The contact at DOH also indicated that if an IDR is due on Sunday, but received on Monday, it will be considered untimely–even though none of the DOH employees are on premises to accept delivery on Saturday or Sunday.
Therefore, if your IDR is due on a weekend or holiday, DOH must receive the documentation on the day before the holiday or weekend. Again, this signficantly cuts down your time for preparation. If DOH is not going to have anyone available to accept deliveries on Saturday and Sunday, the due date should be moved to Monday.
Finally, ten days to put together the rebuttal materials is unrealistic in many cases. A sixty page 2567 addressing 15 or 20 patients is difficult to challenge in such a short period of time.
In the meantime, please note that the practice has changed. If you have an attorney or corporate nurse doing your IDR’s, it is important that the attorney or corporate nurse receive the 2567 the very day that you receive it.
UPDATE:
Apparently, DOH is reevaluating the above information. We were told that if an IDR rebuttal is due on a weekend, but received the following business day–it will be considered timely.

I have received some insights from a source from CMS in Dallas about how your inservices could be improved that may help you when you are dealing with survey issues.
The holding of an inservice in and of itself is not compelling evidence that you are fixing problems before (as part of Quality Assurance) or after (as part of a Plan of Correction). The folks at CMS want to know that an inservice has effectively taught staff how to carry out particular functions.

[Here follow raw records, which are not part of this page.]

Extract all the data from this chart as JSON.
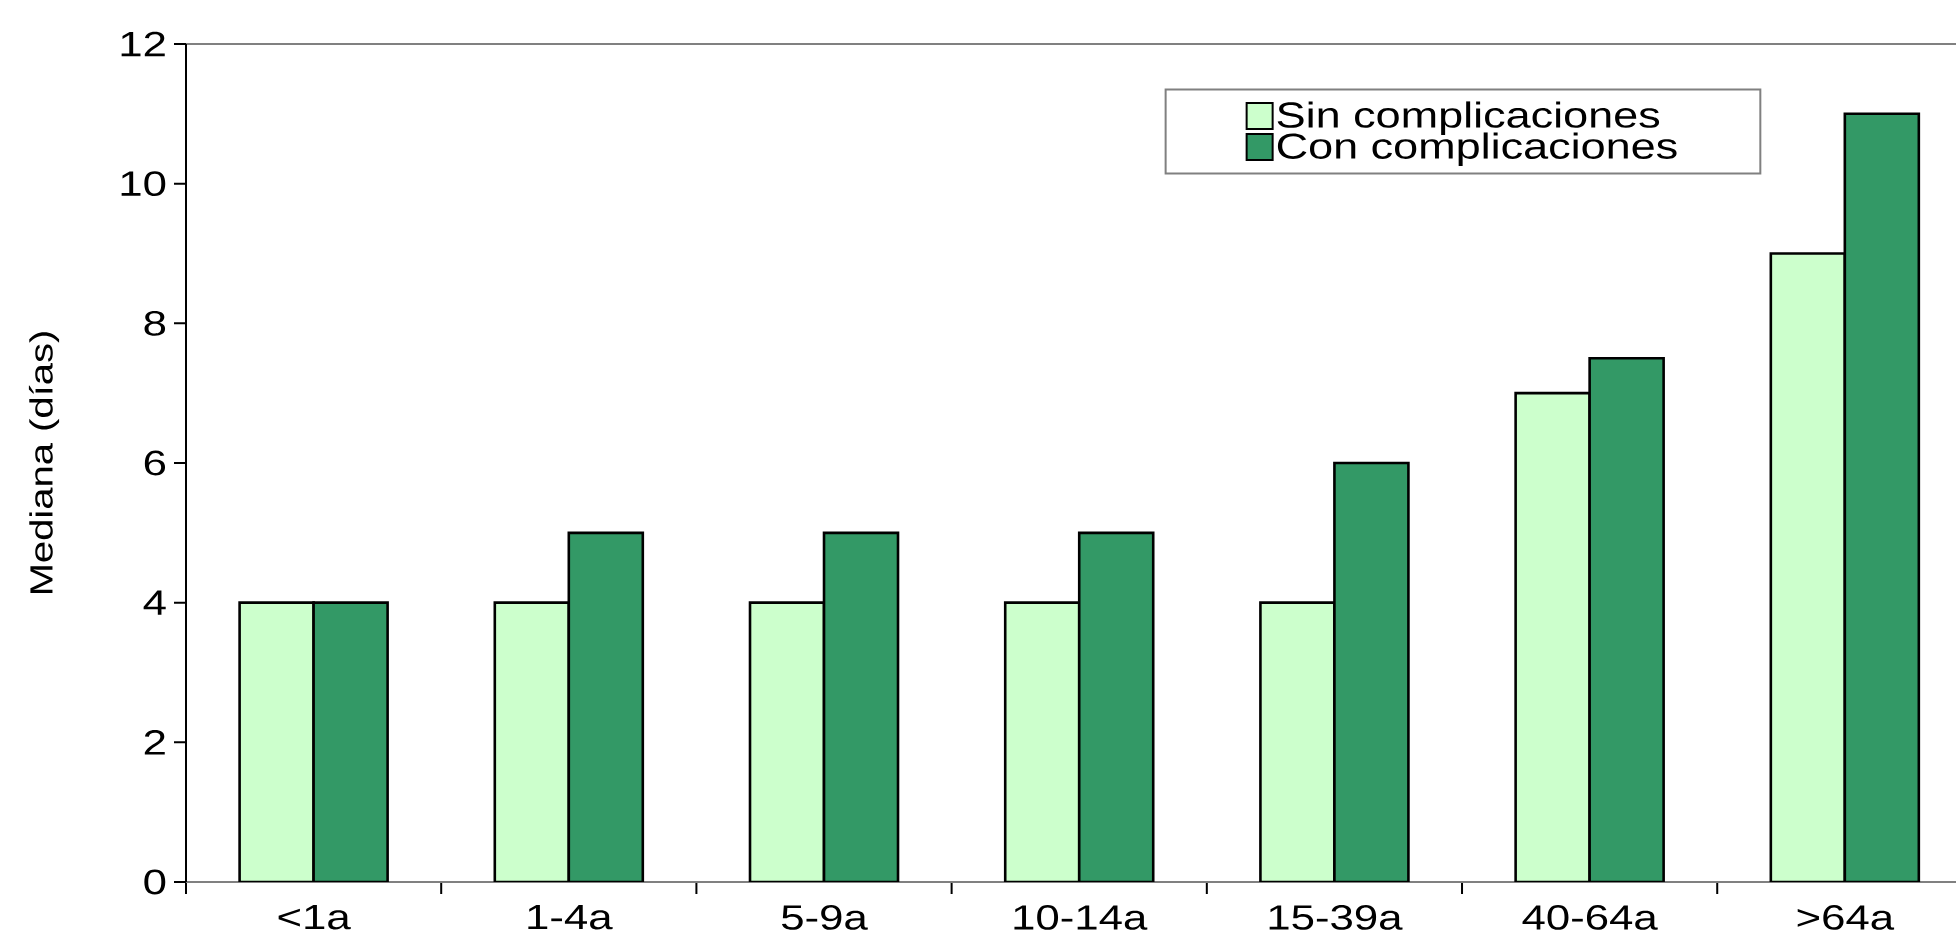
{
  "chart_data": {
    "type": "bar",
    "ylabel": "Mediana (días)",
    "categories": [
      "<1a",
      "1-4a",
      "5-9a",
      "10-14a",
      "15-39a",
      "40-64a",
      ">64a"
    ],
    "series": [
      {
        "name": "Sin complicaciones",
        "color": "#ccffcc",
        "values": [
          4,
          4,
          4,
          4,
          4,
          7,
          9
        ]
      },
      {
        "name": "Con complicaciones",
        "color": "#339966",
        "values": [
          4,
          5,
          5,
          5,
          6,
          7.5,
          11
        ]
      }
    ],
    "ylim": [
      0,
      12
    ],
    "yticks": [
      0,
      2,
      4,
      6,
      8,
      10,
      12
    ],
    "legend": "top right"
  }
}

The folks at CMS are concerned that staff is merely going to an inservice to pick up paychecks and is not focused on learning. This is a reasonable concern. How many times have you written grocery lists during a particularly boring seminar you have attended for Continuing Education credit? Haven’t we all occasionally gone off to La La Land when we should have been listening?

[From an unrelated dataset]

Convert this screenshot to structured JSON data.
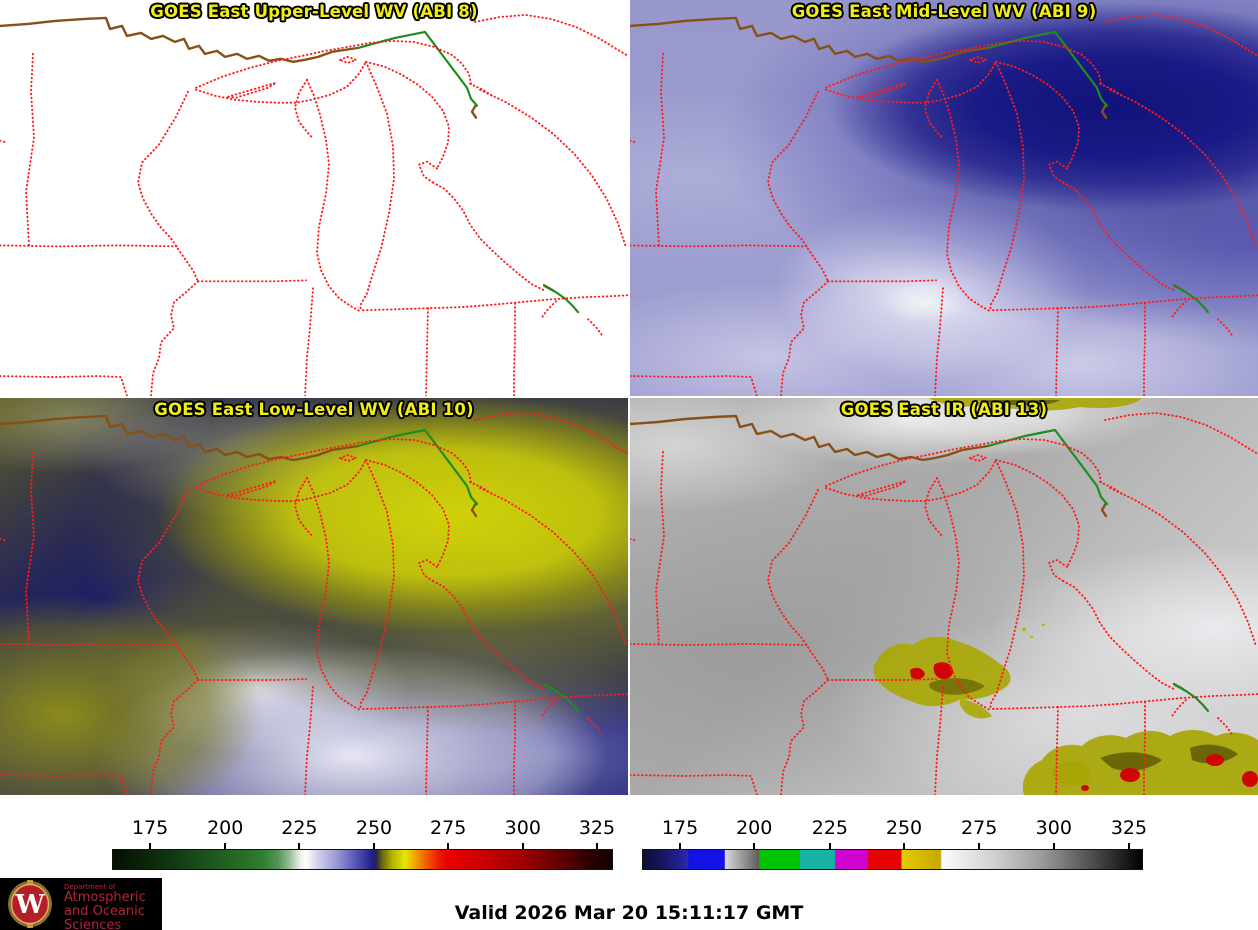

It is important that you not only inservice, but that you perform “return demonstrations” or competency tests to ensure that your staff is “getting it” and not just sitting there like a bump on a log. It is equally important that you monitor staff for competency in the area for a reasonable time after the inservice to ensure that staff members remember, understand and accept the importance of the information or change in systems.
How is this important in the context of surveys and regulatory litigation?
If you are confronted with an issue of past noncompliance already fixed by your Quality Assurance Committee, the surveyors need proof that the “fix” really took and that the facility did come back into compliance.
Also, if you failed to clear on the second survey–and then you do clear on a third–CMS will fix the compliance date as the date of third revisit rather than as the date you alleged compliance. Thus, DPNA and CMP’s may be treated as if they run past your POC date. For instance, if you allege that you were in compliance pursuant to your POC on October 18 and the surveyors actually clear you during a third revisit on November 18, CMS will consider November 18 to be the date you came back into compliance. This, of course, is unfair. However, you may be able to negotiate with CMS if you have good evidence that you actually were in compliance on October 18.
Good evidence of compliance must include proof that the staff is actually doing things in accordance with what you taught them during the inservice. Thus, documentation of the results of “return demonstration” or other measures of competency will be crucial to convince CMS that CMP’s and DPNA should have ended on October 18 rather than November 18. Also, provide documentation showing that you monitored the “fix” for a reasonable period after, and that it was actually working.
Such evidence is important to convince CMS for purposes of negotiating a case. It is also important should you go to Hearing.
The bottom line is that just showing that you inserviced staff to correct and issue is not enough. Essentially, you must show that you led the horse to water–and he did, indeed, drink.
This is what the little bird said to me.